El factor De la Fuente

Con Louis Van Gaal en el banquillo, a finales de la década de los noventa, el Barça fue pionero en muchos apartados de su preparación. Uno de ellos fue la incorporación de un entrenador específico para esta posición, en la figura de Frank Hoek, que procedía del staff técnico del Ajax que se había proclamado ganador de la Champions League del 1995, con Van der Sar bajo palos. En aquel tiempo los blaugrana no tenían un meta hegemónico desde la precipitada marcha de Zubizarreta y se aportó por el fichaje de un veterano meta holandés, Ruud Hesp, procedente del Utrech. Su rendimiento fue óptimo, ya que con su custodia de la portería, los blaugrana ganarían dos ligas consecutivas, una Copa del Rey y la Supercopa de Europa. Pero donde quizás Hoek tuvo un papel más decisivo fue decidirse por Víctor Valdés, en su competencia reñida con Pepe Reina, para ser señalado como el futuro portero de la siguiente década.

Recuerdo en pleno debate entre ambos prometedores porteros, durante una cena de celebración de aniversario de Koeman en el restaurante La Venta, interrogué a Frank al respecto. Y cuando la corriente de opinión favorecía a Reina por ser el hijo de un ilustre ex portero barcelonista como Miguel Reina, la respuesta del entrenador del holandés fue rotunda: Valdés. Como después se pudo comprobar con el paso del tiempo, cuando Víctor fue reconocido por muchos como el mejor guardameta de la historia blaugrana.

Durante todo este tiempo el FC Barcelona ha sido una muy buena escuela de entrenador de porteros. A Hoek le sucedió Juan Carlos Unzué en el staff de Rijkaard, donde desempeñó una meritoria función, tutelando la eclosión de Valdés.
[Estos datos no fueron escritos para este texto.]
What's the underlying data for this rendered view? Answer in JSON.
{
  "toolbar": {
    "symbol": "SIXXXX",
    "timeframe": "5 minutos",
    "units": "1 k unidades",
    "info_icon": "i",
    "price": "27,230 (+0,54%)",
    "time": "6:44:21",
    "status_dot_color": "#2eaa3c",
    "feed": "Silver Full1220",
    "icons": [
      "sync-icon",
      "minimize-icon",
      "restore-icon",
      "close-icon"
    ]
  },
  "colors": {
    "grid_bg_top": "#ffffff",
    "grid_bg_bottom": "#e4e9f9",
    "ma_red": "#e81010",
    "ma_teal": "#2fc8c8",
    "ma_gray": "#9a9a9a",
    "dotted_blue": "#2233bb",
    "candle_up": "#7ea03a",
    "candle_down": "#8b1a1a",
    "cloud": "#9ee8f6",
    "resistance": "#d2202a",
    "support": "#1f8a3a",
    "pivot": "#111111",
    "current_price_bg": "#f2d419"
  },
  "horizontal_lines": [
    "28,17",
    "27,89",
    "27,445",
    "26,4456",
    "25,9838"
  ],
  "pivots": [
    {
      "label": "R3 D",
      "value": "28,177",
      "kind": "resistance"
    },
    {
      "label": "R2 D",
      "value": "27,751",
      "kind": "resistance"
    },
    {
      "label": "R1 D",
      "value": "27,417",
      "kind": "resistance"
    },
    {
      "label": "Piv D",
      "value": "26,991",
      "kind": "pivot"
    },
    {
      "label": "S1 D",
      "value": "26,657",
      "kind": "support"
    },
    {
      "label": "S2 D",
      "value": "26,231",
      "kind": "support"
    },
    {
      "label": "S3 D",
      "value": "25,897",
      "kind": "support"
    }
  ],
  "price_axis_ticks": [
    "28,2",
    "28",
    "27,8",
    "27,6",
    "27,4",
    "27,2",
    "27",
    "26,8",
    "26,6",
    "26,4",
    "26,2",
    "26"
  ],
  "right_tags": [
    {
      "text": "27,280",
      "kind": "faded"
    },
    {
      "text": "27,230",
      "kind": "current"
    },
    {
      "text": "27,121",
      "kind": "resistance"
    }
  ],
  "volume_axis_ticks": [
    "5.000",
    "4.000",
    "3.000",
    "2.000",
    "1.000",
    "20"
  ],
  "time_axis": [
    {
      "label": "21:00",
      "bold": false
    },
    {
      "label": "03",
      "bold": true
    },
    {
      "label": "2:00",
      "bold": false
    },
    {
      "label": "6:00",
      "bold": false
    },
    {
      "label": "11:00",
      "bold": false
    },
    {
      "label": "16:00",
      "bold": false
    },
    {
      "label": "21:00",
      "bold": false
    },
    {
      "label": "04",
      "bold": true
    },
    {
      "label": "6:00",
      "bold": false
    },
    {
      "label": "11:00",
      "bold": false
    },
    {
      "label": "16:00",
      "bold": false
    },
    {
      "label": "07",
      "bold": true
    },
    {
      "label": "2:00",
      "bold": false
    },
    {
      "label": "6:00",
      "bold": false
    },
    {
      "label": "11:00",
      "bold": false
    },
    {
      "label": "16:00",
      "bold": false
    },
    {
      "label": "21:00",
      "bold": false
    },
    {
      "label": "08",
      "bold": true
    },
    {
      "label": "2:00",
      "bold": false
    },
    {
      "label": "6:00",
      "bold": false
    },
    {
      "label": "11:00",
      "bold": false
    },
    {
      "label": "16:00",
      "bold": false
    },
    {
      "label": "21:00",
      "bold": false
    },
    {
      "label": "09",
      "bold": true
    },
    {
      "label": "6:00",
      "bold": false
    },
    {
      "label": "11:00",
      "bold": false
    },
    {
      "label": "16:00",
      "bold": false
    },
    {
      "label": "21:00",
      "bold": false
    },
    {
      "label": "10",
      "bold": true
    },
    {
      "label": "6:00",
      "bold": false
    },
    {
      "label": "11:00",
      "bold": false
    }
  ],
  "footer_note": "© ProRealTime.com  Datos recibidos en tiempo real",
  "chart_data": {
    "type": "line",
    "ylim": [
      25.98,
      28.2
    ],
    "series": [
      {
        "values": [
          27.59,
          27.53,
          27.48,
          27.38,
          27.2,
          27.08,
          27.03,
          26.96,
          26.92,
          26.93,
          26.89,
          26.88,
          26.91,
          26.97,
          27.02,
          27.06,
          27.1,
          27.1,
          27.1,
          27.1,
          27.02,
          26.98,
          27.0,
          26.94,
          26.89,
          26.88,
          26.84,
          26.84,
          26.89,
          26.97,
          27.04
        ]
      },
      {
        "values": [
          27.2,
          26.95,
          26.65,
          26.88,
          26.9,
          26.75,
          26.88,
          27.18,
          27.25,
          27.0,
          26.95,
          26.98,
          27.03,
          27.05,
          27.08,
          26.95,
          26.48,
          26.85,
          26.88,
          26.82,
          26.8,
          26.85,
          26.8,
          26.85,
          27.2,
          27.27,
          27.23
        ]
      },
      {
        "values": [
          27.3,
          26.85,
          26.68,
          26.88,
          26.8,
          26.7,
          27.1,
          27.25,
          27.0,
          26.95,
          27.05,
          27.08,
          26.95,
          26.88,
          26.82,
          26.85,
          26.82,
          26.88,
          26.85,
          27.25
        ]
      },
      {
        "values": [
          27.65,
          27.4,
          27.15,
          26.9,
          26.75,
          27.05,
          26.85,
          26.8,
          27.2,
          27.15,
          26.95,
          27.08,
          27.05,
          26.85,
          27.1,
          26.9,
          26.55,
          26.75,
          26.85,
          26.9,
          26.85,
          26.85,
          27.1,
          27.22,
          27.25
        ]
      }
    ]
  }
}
Pero el navarro tenía mayores inquietudes profesionales como futuro primer entrenador. Oportunidad que le llegaría del Racing de Santander. Era el verano del 2012, y en principio se pensó para cubrir el vacío en la figura de Carles Busquets, pero fue el mismo ‘Busi’ quien renunció ante las posibles incompatibilidades, que podía representar la presencia de su hijo Sergio como uno de los destacados del vestuario. Y aquí es cuando surge la figura de José Ramón De la Fuente, ampurdanés de nacimiento (Castell d’Aro,1971), buen amigo de Tito Vilanova, designado para sustituir a Guardiola y que en su etapa como jugador había cubierto los palos de las porterías del filial en el Mini Estadi. Sus inicios como preparador los había protagonizado en el Hércules y, posteriormente, Racing, de la mano de Juan Carlos Mandiá, ex compañero en el Toledo.

Aunque las labores de un entrenador de porteros no suelen ser muy reconocidas, también es cierto que el trabajo de 'Dela', como se le conoce en el vestuario, en el caso Ter Stegen no ha pasado desapercibido. Marc ha crecido futbolísticamente de la mano de su ayudante de cámara. Hasta el punto que cuando Quique Setién quiso incorporar a su elenco de ayudantes a Jon Pascua, en la preparación de los porteros, el alemán se negó categóricamente y continuó bajo las órdenes de su mentor de siempre, que continuó ocupando su asiento en el banquillo, mientras que Pascua seguía los partidos desde la tribuna.

La crisis abierta por la grave lesión de Ter Stegen ha obligado a la dirección técnica a actuar con celeridad, dentro de un mercado muy reducido de futbolistas sin contrato. La solución a Szczesny, el internacional polaco de treinta y cuatro años, retirado en Marbella tras la Eurocopa, representa todo un riesgo. Pero mucho peor parecía jugarlo todo a una carta, con Iñaki Peña y los dos porteros del filial, demasiado inexpertos para aceptar una responsabilidad como ésta. Sin embargo, el desafío parece más asumible, si detrás hay un reconocido trabajo diario tutelado por un experto técnico en la materia como De la Fuente, que pone más el acento en reducir la presión que representa la portería de un equipo de la exigencia del Barça, que en otras cuestiones técnicas más controlables. Como que también el bueno de 'Dela' deberá de controlar sus ímpetus en el banquillo para evitar que aumente el considerable número de expulsiones de las que ha sido protagonista. Algo que no se corresponde con su sosegado comportamiento fuera de los terrenos de juego. Serán cosas de porteros.